Die Klage hat der Bundesgerichtshof für diesen Fall abgewiesen. Rechtsgrundlage wäre § 823 BGB. Dieser schützt nicht sorgeberechtigte Eltern vor psychischen Belastungen, die damit verbunden sind, dass der andere Elternteil genetisch erkrankt ist und dass die gemeinsamen Kinder es theoretisch auch sein könnten.

Allerdings schrieb der BGH den Ärzten dabei folgendes ins Stammbuch:
Das allgemeine Persönlichkeitsrecht umfasst ein "Recht auf Nichtwissen der eigenen genetischen Veranlagung", das den Einzelnen davor schützt,Kenntnis über ihn betreffende genetische Informationen mit Aussagekraft für seine persönliche Zukunft zu erlangen, ohne dies zu wollen.
Das ist eine klare Aussage dahin, dass Ärzte nur solche Untersuchungen machen dürfen, um die die Patienten sie gebeten haben. Wichtig für die Ärzte ist also, dass sie mit ihren Patienten ausführlich z.B. bei Vorsorgeuntersuchungen über alles sprechen müssen, was untersucht wird - und was nicht. Denn auch über nicht durchgeführte Untersuchungen wird man aufklären müssen, wenn deren Durchfürung z.B. aufgrund bekannter familiärer Vorbelastungen naheliegen würde. Über die allerdings kann nur gesprochen werden, wenn die betroffenen Familienangehörigen ihren behandelnden Arzt ausdrücklich dazu ermächtigt haben, oder wenn die Patienten selbst von den Belastungen wissen und das dem Arzt berichtet haben. Der Arzt darf seine Schweigepflicht nicht brechen.

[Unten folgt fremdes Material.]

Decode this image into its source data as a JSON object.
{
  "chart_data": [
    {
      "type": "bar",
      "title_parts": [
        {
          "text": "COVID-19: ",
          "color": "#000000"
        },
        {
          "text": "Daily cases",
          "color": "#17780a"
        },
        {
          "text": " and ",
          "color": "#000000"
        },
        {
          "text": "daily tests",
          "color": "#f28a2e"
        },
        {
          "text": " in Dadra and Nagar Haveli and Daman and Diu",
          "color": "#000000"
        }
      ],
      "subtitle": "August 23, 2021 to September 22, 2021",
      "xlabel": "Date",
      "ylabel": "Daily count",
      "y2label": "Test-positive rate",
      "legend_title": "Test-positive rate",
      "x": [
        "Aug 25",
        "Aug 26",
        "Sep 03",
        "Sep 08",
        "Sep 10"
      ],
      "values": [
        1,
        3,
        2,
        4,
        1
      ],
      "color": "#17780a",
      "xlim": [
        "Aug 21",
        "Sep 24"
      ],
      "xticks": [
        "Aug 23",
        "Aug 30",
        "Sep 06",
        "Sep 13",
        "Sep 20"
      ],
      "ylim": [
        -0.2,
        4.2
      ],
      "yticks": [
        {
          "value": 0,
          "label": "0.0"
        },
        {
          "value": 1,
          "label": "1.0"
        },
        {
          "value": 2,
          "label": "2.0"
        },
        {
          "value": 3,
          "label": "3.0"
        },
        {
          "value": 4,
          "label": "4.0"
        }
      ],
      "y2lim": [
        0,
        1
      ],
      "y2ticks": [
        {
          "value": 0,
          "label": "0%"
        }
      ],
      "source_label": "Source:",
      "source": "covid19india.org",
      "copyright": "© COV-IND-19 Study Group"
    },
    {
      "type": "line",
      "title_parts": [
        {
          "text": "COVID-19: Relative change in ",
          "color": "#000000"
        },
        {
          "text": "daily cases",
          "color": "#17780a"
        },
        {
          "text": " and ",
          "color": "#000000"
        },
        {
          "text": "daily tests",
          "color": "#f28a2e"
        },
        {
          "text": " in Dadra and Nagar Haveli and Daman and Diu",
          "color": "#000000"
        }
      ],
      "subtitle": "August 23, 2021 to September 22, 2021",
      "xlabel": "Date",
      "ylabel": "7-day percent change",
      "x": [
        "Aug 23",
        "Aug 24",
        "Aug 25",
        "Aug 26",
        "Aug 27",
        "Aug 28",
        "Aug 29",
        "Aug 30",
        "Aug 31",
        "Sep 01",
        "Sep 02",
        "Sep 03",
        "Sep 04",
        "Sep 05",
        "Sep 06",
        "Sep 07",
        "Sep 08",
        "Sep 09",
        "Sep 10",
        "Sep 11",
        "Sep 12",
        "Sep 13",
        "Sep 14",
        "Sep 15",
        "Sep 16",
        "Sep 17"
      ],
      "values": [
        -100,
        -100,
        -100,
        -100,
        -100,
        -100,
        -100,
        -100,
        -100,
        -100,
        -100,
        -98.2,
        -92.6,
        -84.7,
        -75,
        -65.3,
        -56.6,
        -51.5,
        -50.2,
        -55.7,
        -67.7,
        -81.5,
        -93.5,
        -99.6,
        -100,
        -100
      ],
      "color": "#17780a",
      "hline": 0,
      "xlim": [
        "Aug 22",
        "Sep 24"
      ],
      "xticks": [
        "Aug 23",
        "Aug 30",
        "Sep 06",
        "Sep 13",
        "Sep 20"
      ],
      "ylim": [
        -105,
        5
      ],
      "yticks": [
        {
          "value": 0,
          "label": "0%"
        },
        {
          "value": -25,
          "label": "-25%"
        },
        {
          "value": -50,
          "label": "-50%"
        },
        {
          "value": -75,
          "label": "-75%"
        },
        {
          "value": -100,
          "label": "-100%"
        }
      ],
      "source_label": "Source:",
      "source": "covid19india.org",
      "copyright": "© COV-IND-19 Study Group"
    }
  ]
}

Das Gute ist: Ärzte dürfen Angehörige von familiären Vorbelastungen informieren, wenn sie hierzu von ihren betroffenen Patienten ausdrücklich ermächtigt worden sind. Es ist nur traurig, wenn die betroffenen Personen (hier der Ex-Mann mit seiner Ex-Frau) selbst nicht mehr in der Lage sind, über so etwas miteinander zu reden, obwohl dies im Sinne der gemeinsamen Kinder gewesen wäre.